Immigration Minister Ahmed Hussen announced today that significant changes to Canadian citizenship rules, including how long a newcomer has to be in the country to be eligible, will take effect next week.
Making the announcement today in Brampton, ON , Hussen said the changes undo barriers the former Conservative government put in place.
Under the changes that take effect Oct. 11, would-be citizens will have to have been in Canada for three of the last five years before they apply.
Another key change also taking effect will be how time spent in Canada before foreigners become permanent residents is counted.

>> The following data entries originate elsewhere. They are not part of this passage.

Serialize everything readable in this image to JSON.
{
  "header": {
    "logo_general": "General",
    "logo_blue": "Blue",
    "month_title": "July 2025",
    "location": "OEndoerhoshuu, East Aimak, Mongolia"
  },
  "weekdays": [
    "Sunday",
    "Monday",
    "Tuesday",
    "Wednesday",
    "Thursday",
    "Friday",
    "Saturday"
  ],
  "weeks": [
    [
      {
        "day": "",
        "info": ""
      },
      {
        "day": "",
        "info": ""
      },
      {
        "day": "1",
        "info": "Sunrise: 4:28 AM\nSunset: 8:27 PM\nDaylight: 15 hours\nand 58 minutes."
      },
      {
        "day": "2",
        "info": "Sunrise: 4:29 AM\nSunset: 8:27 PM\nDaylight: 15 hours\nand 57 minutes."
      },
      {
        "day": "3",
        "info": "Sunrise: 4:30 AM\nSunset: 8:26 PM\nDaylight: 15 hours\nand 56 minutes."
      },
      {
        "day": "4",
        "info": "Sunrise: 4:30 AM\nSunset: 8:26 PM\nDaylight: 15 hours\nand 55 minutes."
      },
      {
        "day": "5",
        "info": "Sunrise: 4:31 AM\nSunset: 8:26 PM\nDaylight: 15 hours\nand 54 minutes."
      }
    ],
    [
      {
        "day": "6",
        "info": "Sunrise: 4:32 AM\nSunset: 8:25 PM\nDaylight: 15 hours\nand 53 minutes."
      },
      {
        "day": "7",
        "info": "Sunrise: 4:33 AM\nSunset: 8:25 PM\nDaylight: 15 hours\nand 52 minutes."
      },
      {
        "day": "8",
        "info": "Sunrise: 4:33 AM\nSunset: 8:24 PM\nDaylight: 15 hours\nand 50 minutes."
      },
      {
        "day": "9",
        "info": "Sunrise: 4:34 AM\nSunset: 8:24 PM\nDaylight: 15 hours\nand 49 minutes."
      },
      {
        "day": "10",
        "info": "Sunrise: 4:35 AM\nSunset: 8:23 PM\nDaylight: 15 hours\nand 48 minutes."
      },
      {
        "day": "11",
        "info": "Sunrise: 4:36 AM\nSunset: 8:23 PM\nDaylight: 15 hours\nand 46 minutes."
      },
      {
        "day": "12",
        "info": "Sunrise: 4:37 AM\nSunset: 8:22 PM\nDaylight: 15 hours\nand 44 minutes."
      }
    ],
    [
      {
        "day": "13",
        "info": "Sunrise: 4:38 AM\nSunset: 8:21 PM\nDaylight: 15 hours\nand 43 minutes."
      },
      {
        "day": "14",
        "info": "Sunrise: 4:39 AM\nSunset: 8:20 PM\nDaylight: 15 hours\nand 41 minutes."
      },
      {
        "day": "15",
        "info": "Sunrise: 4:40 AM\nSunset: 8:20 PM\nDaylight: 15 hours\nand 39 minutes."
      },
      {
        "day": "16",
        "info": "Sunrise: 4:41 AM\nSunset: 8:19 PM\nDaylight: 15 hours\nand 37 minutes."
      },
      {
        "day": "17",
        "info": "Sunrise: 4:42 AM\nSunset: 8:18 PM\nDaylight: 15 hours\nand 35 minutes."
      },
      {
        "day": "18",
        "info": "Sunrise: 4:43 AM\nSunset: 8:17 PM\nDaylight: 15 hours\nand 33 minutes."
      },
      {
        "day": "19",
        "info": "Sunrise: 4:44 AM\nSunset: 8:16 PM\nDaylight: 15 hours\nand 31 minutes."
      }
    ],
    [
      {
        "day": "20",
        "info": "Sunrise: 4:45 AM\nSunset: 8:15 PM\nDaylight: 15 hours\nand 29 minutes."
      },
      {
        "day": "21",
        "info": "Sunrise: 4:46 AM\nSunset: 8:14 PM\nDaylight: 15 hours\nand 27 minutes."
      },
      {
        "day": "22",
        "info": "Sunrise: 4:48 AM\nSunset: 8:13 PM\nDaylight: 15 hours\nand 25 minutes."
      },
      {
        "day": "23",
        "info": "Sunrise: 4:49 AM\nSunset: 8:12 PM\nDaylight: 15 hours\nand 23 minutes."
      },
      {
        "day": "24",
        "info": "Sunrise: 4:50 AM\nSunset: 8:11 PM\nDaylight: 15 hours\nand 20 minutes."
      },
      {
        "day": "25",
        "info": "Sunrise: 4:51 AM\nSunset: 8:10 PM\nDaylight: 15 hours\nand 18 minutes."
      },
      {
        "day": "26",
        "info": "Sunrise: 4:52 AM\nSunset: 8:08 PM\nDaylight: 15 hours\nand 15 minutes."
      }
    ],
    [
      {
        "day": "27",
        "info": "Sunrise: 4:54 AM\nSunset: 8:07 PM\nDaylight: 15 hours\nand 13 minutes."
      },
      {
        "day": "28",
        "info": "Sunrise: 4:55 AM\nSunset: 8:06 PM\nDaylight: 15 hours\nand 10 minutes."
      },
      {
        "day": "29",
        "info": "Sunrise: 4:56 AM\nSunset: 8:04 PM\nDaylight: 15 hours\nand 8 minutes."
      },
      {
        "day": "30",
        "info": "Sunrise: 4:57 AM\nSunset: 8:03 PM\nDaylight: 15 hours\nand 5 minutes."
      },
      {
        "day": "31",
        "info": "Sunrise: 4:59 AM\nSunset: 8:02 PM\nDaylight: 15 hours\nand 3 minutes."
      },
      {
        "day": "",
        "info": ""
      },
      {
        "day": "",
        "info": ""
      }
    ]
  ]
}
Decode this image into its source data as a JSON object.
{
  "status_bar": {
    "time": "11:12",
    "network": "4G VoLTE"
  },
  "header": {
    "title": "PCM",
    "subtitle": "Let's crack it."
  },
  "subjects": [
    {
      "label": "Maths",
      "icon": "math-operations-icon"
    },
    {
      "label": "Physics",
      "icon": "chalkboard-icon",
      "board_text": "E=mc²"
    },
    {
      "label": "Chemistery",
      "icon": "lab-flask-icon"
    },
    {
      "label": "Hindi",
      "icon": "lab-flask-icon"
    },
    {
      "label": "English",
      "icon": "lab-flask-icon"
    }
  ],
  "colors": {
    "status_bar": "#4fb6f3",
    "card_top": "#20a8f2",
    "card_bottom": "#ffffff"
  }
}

Currently, the time people are in the country — studying, working, visiting, or as refugees — does not count as being present for citizenship-eligibility purposes, even if they have been here for years.
The new rules will allow such individuals to count half the time they have spent in Canada to a maximum of one year, meaning that once they become permanent residents, they would only need to be in the country for an additional two years to apply for citizenship.
Only newcomers aged of 18 to 54 will have to take and pass a citizenship knowledge and language test.
Another rule, requiring applicants to be in Canada for 183 days each year, has been causing “real hardship” and is being scrapped under implementation of Bill C-6.
Hussen, himself a Somali immigrant who came to Canada in 1993 as a 16-year-old, said that immigrants are a crucial part of the country’s economy and social fabric, and the changes go a distance toward recognizing those facts.